I have been using my sourdough starter every now and then. It's just like digging out a treasure which lasts so long, unless I forget to feed it, I probably won't be able to use it continuously. The friendship starter itself is the sweet version of sourdough which is the mixture of milk, flour, yeast and sugar/honey. I am using the traditional sourdough starter to start my friendship starter. Now, I am waiting for a friend to pick up the remaining starter I have started, to pass this friendship and the joy of baking.
This is my entry for SHF#35 Beautiful Figs hosted by Ivonne of Cream Puffs in Venice.
Source: The King Arthur Flour. 200th Anniversary Cookbook. p. 544-546.

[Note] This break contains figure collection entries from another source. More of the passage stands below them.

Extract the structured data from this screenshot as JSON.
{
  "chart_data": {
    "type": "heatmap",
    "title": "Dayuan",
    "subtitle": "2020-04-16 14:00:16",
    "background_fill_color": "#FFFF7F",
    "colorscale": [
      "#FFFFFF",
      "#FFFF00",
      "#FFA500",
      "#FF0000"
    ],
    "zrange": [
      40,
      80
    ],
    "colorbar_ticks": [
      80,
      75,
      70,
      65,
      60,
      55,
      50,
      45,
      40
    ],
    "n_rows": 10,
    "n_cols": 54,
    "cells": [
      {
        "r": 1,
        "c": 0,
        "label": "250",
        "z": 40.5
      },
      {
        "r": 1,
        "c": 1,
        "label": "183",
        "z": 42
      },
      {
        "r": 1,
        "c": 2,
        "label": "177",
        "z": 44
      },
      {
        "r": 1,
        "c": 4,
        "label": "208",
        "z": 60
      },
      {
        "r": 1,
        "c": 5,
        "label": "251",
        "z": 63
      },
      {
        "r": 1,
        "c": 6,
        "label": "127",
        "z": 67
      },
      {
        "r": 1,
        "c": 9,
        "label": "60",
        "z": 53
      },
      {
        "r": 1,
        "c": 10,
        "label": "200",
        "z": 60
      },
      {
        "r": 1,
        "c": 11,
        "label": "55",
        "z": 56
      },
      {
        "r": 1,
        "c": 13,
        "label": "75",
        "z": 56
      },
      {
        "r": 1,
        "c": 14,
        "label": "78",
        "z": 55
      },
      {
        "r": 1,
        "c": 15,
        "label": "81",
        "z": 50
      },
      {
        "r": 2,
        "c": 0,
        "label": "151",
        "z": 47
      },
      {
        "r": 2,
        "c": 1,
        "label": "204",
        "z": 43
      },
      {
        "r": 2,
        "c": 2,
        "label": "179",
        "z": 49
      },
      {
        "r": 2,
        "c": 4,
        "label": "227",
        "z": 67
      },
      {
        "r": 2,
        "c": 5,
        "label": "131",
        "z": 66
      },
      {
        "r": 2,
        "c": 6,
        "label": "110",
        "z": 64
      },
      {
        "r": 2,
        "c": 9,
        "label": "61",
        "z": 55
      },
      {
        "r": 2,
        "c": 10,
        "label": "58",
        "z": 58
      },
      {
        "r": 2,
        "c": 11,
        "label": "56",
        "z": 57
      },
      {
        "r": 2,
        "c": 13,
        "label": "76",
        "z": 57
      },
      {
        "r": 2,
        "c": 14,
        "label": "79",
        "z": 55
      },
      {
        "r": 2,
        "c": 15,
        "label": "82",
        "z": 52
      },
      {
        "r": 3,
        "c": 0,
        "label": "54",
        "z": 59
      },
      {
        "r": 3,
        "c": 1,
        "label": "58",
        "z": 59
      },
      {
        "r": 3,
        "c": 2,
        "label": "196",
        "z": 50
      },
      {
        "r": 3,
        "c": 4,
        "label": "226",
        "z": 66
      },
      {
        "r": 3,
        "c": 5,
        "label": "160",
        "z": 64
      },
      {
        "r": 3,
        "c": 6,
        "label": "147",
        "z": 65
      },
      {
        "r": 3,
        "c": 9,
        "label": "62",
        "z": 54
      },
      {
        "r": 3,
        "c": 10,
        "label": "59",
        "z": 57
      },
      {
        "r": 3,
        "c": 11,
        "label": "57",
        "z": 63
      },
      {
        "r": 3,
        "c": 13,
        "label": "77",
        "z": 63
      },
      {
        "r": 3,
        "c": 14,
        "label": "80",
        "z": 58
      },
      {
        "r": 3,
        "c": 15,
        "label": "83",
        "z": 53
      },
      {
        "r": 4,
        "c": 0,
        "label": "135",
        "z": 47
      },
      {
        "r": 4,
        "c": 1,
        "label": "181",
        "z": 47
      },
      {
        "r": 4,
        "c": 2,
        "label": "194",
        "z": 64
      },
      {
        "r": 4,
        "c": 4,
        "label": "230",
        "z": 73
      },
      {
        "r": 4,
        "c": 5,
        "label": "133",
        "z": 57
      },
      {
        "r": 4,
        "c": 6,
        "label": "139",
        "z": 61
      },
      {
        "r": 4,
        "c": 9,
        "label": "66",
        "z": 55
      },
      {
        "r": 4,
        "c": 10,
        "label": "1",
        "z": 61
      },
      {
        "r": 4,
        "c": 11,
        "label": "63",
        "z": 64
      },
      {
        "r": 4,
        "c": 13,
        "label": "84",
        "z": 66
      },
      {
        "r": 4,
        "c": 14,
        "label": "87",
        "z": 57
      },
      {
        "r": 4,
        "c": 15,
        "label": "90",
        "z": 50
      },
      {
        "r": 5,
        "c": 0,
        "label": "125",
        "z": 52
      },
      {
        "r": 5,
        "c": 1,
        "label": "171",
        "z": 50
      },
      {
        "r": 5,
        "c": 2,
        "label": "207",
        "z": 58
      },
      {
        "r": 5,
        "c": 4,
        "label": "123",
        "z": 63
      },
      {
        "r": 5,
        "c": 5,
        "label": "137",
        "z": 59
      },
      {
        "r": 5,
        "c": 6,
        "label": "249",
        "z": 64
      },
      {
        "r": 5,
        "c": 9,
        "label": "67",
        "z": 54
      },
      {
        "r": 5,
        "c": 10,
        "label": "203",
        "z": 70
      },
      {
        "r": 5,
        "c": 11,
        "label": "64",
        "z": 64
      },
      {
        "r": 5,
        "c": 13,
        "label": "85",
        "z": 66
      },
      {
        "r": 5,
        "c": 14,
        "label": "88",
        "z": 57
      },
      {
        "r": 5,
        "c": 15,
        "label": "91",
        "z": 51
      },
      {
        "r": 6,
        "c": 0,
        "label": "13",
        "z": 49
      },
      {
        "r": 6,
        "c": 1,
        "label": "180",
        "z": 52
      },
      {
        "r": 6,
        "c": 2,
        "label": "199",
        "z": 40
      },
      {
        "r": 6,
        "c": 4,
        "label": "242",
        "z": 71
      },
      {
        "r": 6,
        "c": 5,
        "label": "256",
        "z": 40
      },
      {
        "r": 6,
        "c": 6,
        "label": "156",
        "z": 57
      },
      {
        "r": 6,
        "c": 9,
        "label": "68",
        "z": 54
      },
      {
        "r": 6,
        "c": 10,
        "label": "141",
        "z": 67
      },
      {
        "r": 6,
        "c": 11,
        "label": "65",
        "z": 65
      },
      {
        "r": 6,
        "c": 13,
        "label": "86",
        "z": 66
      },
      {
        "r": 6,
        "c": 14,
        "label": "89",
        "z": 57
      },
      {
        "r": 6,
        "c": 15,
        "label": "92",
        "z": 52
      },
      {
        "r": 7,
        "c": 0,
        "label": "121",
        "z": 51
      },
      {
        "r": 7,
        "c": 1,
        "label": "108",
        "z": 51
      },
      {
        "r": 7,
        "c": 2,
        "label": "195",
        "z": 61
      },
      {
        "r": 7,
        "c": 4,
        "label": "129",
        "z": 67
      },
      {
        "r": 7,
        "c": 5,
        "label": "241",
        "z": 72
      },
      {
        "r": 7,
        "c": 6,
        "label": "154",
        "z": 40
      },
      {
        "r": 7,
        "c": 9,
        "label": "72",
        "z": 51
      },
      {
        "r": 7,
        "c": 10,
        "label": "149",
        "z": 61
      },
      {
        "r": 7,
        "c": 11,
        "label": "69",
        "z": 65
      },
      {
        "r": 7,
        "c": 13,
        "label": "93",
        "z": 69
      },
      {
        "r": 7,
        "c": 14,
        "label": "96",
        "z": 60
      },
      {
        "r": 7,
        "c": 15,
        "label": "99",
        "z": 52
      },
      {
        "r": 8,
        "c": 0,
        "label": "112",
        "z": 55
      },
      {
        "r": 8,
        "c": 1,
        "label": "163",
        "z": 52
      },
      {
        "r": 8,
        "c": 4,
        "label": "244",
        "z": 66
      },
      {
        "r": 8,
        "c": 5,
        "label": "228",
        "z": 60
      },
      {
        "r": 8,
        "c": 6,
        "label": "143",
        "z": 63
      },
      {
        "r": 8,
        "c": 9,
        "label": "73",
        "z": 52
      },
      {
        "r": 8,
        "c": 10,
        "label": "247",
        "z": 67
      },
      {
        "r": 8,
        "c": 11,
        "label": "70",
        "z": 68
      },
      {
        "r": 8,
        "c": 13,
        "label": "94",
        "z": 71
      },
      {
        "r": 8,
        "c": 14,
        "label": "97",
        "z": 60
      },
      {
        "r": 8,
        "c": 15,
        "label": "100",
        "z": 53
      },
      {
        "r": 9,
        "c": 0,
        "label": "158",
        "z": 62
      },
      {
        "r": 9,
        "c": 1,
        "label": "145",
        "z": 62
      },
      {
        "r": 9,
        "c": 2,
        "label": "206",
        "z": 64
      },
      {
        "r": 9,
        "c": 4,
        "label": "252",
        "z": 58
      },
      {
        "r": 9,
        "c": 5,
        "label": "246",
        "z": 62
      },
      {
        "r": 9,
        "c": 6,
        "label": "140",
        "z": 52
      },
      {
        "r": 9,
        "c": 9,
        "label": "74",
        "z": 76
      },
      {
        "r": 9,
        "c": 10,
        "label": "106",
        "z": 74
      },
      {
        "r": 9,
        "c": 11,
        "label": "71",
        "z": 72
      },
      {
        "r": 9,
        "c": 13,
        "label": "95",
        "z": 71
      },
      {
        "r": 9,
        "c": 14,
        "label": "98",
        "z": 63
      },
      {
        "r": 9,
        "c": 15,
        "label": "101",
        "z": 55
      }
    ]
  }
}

The starter (using traditional starter)
1 cup traditional sourdough starter (see my post for sourdough English Muffins),
1 cup milk,
1 cup sugar,
1 cup flour
Combine all the ingredients in a glass, ceramic, or earthenware bowl. Leave it for at least 24 hours. (Mine is working for 34 hours).
The Friendship Cake
I add dried figs, chopped walnuts, and lemon zest to the batter. Dust with the icing sugar, this cake is really good for morning/afternoon tea. Just an idea: possibly baked this friendship cake to your new neighbour. Who knows you can be friends after sharing this exceptional cake!2/3 cup vegetable oil,
1 cup sugar,
2 tsp vanilla (I use 1 tsp vanilla bean paste),
2 cups Friendship Starter,
1 ½-2 cups plain (all-purpose) flour,
1 ½ tsp cinnamon,
¼ tsp nutmeg,
1 ½ tsp baking soda,
2 tsp baking powder,
½ tsp salt,
I add 1 ½ cup chopped dried figs, ½ cup chopped walnuts, and zest of 2 lemons
Preheat the oven to 350F. Combine oil, sugar, eggs, and vanilla (and lemon zest) and beat until light. Add the starter, beat again until smooth. Fold in the dry ingredients (and the dried figs and walnuts), mix to combine well. Spoon into the greased (and floured) ring tin (or bundt pan). Bake for 40-45 minutes.